The Wharton MBA graduates receiving an award are as follows:

  • Jeffrey Fabre (2009 graduate) who works for the US Federal Government.
  • Helen Foster (2007 graduate), an Operations Manager for the European Office of the Bill & Melinda Gates Foundation whose work helps improve people’s health in developing countries.
  • Charles Gans (2010 graduate), Senior Project Manager for New York City Development Corporation, helps to provide affordable housing and stimulate retail opportunities in New York City communities.
  • Jody Garcia (2007 graduate), a Commercialization Officer for PATH, an international non-profit organization, has been involved with the Safe Water Project to improve sanitation and community water in developing countries.
  • Basil Hantash (2010 graduate), Assistant Professor at the Elixir Institute of Regenerative Medicine, whose work is helping to develop high impact medical therapies for incurable diseases like type I diabetes and melanoma.
  • Orin Hasson (2009 graduate), an Associate Program Officer for the Bill & Melinda Gates Foundation, who is seeking ways to finance research and treatments for diseases which affect the world’s poorest people, and increasing crop yields of smallholder farmers in Africa.
  • Colin Knight (2011 graduate), a Strategic Advisor for the Government of British Columbia, whose mission is to improve management practices in health care in order to support the long-term sustainability of the publicly-funded system.
  • Vera Krimnus (2010 graduate), Director of Strategy for Teach For America, whose mission is to eradicate educational inequity.
  • Mindy Magyar (2009 graduate), a Project Manager for the Smithsonian Institution, whose recent efforts included transforming museum space into a Native American Café to educate patrons about Native foods and culture.
  • Shushant Mukherjee (2009 graduate), Manager of Field Finance Capacity-Building for the Elizabeth Glaser Pediatrics AIDS Foundation, who is working in Rwanda to maximize funding for projects that will benefit HIV-positive mothers and children throughout Africa.
  • Neeti Nundy (2008 graduate ), a Commercialization Officer for PATH, whose current work focus is on adopting innovative, safe and effective contraceptive  and HIV prevention technologies in China and sub-Saharan Africa.
  • Taina Seka-Knox (2009 graduate), an Administrative Staff Analyst for the New York City Department of Education, who is applying her business knowledge to facilitate dialogue between principals and teachers around professional development and growth.

Managed by the Wharton Program for Social Impact, the Fund was created in 2005 by John Bendheim, W’40, and his son Tom, WG/Lauder’90, and is designed to encourage Wharton MBA graduates to pursue careers in the public and non-profit sectors.

“Wharton graduates have an enormous amount to offer the not for profit and public service sectors,” commented Tom Bendheim.  “Our goal in creating this loan forgiveness award is to encourage and support our MBAs’ choice to work in careers where they can have significant social impact.”

The Loan Forgiveness Award is open to Wharton MBAs during the first five years after their graduation.

The application process is competitive, and award selection is determined by a team representing Wharton Program for Social Impact, Financial Aid, MBA Career Management, MBA Admissions, and the MBA Program Office.

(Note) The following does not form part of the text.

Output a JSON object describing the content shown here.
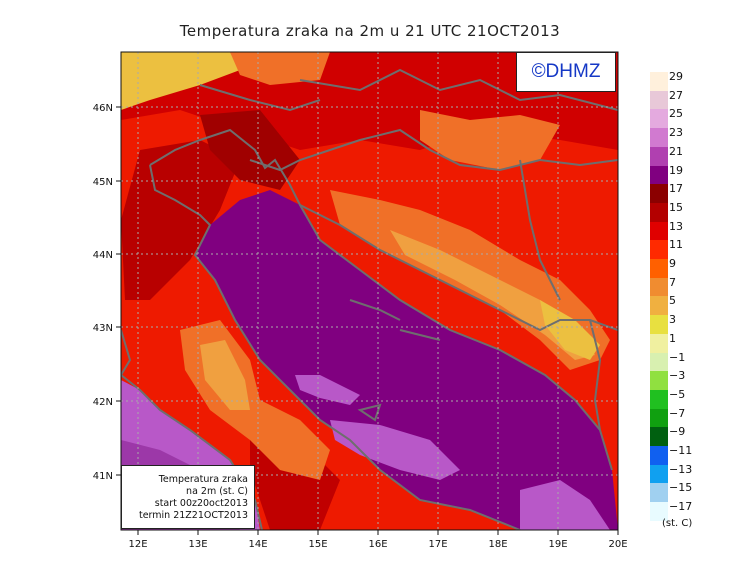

In 2011, two former recipients of the Award joined the selection committee, and contributed their insight both as award recipients and leaders in the nonprofit/public sector.

After spending several years working in the financial services sector, Neeti Nundy, a 2008 Wharton MBA graduate, enrolled in Wharton to pursue a career in public service. At PATH, she is on a team that advances the adoption of innovative, safe and effective contraceptive and HIV prevention technologies in China and sub-Saharan Africa. Neeti confirmed the importance of the financial support from the Award: “The decision to work in this field is made not only when we graduated but in fact is made every day…The Bendheims understand this, and I am so humbled.”

“We are grateful for the work that our alums are doing, and grateful for the Bendheim Loan Forgiveness Fund that makes it possible for them to pursue social impact careers,” explained Sherryl Kuhlman, WG’01, Managing Director of the Wharton Program for Social Impact. “Our goal is to use the Bendheim Loan Forgiveness program to strengthen and expand the social impact contributions of our alumni, and truly demonstrate how business can be a force for social good.”